After a brief trial with a D800E, I was sold. The combination of usability, dynamic range, and megapixel count far surpassed the capability of my Canon 5DII. So I sold my Canon gear on eBay, and completely switched to Nikon. I currently use the D800E as my main body, and have a D800 for backup. I like to experiment with my Hoya 10-stop solid ND filter, for several-minute exposures uaually for cloud streaks or water scenes. Since I began shooting with the D800E, I noticed my shots with the solid ND were plagued by a purple streak across the center of the image (see below for the RAW file, click to enlarge). At first, I thought it was the filter. I looked at it carefully under bright light... no scratches. Then I thought it was the lens (I had only used the Nikkor 24-70)... but when I tried with the telephoto lens the same thing happened. Then I thought it was the fact that the D800E does not have an antialiasing filter. There probably is something to this; the antialiasing filter does shield infrared light which can produce strange artifact. But that did't make complete sense. After doing a little reading, I discovered the problem. The camera, at long exposures, is prone to light leak from the viewfinder. There is a little switch next to the viewfinder that allows you to close it. Problem solved. I'm posting this in case anyone runs into a similar problem. It's an easy fix, and hope to prevent someone from going out and buying new filters/lenses, etc., unnecessarily. Cheers!

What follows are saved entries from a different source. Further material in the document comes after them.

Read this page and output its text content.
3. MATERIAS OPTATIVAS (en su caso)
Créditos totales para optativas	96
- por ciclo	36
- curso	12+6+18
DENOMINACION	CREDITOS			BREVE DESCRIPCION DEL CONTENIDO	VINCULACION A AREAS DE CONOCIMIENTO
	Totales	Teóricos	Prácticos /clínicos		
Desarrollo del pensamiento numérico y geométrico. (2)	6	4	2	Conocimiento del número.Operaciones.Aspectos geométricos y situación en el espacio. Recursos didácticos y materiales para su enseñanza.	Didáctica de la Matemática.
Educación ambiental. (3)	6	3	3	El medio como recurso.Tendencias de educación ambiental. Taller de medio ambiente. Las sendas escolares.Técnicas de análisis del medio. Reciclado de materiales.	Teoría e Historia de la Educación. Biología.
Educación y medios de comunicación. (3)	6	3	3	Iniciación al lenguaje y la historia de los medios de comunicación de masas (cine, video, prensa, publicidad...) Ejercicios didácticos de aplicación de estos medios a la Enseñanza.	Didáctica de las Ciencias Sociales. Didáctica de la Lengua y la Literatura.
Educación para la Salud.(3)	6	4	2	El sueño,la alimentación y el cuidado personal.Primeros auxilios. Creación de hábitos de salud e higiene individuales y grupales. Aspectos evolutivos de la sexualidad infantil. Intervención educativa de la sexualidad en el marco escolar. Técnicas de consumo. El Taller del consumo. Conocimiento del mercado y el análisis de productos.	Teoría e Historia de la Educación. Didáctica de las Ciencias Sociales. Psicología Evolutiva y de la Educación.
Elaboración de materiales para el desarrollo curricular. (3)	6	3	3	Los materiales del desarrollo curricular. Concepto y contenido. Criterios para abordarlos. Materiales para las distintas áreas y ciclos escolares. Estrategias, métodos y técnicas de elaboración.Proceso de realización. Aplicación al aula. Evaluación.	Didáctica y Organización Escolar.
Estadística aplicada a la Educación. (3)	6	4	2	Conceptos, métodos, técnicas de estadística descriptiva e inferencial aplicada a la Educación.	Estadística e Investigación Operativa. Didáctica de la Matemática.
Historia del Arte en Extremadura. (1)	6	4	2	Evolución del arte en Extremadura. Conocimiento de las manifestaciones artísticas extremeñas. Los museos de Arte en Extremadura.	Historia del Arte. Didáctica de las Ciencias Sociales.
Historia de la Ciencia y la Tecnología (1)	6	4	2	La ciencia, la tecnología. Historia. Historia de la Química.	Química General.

See more on my website: Exploring Light Photography


John W. Wall said...

The old Nikon F3 had that viewfinder switch back in the 1970s. I was happy to finally have that again when I switched from D300 to D800. And thanks for a valuable tip!

Chris said...

Thanks, John. I also read that light leak is possible through the focal length ruler on the lens body. Some people cover that with black electrical tape.

Unknown said...

Thank you for the tip. I never noticed the switch on on d800 before.